I'm very interested in seeing how this will play out. Intel knows very well it's own track record (or lack thereof) in the performance graphics market. They know that they have to do something big hedre.
Intel needs to define the market it is going after. A simulataneous attack on all fronts (Video Games, Graphic Design, 3D Modelling, Scientific Computing) might not be a good idea. However, unless Larrabee can excel in any single area (if not, why enter the market), I suppose a multi-front attack is Intel's only choice.

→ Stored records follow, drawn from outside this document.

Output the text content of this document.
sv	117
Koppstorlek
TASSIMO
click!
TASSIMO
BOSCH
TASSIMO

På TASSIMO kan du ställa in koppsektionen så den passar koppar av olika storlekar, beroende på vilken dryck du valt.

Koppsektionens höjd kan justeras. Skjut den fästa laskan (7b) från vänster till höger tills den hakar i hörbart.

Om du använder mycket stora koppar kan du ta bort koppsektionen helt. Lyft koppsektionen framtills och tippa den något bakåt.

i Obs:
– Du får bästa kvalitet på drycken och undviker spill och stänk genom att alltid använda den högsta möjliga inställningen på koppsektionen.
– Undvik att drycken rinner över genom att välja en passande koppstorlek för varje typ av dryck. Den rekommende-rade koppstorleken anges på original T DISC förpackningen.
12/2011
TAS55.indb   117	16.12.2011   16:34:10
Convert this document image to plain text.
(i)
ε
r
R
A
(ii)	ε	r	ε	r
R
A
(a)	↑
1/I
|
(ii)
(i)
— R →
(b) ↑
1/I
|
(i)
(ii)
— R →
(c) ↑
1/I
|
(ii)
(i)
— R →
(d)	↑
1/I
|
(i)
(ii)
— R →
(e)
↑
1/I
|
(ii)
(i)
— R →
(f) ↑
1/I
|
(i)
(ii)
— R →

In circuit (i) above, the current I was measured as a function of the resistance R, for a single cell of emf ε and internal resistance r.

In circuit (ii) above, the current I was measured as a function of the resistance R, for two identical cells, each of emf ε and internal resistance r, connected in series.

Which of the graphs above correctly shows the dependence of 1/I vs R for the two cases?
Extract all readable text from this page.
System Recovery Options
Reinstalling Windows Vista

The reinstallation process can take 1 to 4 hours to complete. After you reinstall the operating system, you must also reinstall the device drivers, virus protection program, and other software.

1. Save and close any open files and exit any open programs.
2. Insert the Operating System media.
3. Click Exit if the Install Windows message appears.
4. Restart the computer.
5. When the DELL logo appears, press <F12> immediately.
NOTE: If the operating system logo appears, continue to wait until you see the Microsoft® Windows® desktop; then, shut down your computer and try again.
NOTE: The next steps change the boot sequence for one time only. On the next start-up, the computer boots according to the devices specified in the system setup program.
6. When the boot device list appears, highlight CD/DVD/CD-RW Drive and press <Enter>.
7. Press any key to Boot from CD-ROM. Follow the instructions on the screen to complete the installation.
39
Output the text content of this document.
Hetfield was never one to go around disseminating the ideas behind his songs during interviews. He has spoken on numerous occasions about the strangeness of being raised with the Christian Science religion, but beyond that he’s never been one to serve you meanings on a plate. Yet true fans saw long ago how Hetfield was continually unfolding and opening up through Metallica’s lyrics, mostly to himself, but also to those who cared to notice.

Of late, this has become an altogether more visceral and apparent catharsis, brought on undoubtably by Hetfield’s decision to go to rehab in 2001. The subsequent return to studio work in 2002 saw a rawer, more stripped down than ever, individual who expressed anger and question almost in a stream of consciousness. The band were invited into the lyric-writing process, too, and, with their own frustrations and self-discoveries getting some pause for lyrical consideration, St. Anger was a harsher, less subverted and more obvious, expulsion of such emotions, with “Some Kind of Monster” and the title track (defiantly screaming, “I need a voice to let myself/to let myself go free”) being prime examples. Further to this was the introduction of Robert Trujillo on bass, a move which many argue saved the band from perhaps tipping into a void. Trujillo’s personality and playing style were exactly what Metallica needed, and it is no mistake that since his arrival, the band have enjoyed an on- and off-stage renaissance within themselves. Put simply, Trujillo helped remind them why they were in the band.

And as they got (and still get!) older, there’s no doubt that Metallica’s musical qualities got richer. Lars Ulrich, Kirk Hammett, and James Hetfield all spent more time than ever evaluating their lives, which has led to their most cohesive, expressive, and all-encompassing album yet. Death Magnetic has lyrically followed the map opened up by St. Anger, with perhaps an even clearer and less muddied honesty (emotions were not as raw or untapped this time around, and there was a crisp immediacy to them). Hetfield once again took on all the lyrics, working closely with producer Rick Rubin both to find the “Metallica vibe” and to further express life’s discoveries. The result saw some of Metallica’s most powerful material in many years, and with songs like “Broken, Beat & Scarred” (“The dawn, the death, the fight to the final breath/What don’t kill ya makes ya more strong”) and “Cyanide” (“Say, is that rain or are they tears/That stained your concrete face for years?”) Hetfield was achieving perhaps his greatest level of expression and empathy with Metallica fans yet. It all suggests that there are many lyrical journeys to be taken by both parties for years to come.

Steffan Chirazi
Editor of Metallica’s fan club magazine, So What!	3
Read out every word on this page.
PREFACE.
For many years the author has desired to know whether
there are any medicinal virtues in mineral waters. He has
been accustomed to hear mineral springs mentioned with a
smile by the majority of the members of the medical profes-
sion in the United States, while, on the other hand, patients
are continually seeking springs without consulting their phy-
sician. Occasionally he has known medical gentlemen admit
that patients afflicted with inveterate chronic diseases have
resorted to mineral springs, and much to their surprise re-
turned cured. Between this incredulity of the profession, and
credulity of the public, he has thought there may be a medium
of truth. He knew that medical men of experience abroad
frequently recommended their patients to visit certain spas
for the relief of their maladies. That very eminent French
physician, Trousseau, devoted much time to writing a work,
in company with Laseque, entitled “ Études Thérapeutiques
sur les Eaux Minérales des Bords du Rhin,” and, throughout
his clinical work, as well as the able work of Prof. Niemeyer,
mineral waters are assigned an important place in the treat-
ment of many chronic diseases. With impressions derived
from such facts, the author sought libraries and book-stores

Whats interesting is, going by known node shrinks, a current gpu in 2010 will be at least 3 times larger than todays gpus, meaning, theyll easily be out putting 4 Tera bytes, or, a top nVidia card could be like tri sli is today, or even better, plus, you can still tri sli those too. Some stiff competition to be running into
[citation][nom]jaydeejohn[/nom]Whats interesting is, going by known node shrinks, a current gpu in 2010 will be at least 3 times larger than todays gpus, meaning, theyll easily be out putting 4 Tera bytes, or, a top nVidia card could be like tri sli is today, or even better, plus, you can still tri sli those too. Some stiff competition to be running into[/citation]
I presume you mean Teraflops, but even still that will only be in single-point precision.
I think Intel's idea behind larabee should see less opf a performance deacrease when entering the doube point precision arena.
Yea, Tera FLOPS, tried to edit, but no edit. The numbers Ive given are all VERY conservative, and may be worse case, meaning it can be as much as 2 1/2 times more also. Im thinking LRB will be primarily for what we call gpgpu things, and if priced right, may see some ability playing games as well, but the drivers Intel has to implement, including allll the different games.....lots to do, and Intel drivers? Im skeptical, but maybe itll be promising
this is good competition but that will happen 2010.
intel graphics card probably will play catch-up but pricing will be very competitive for sure, lower than those of amds.
maybe in a 1 or 2 years of intel in the business, we'll see single graphics card around $600-$1000 which we can say way too much performance even for an avid gamer .
though it means having processors,games, and lcd monitors will have to catch up to fully utilize such cards.
I think they'll succeed; but not very well, more than likely they'll be good enough where they'll want another crack at it and start playing catchup from there. I cant wait to see how the market will change.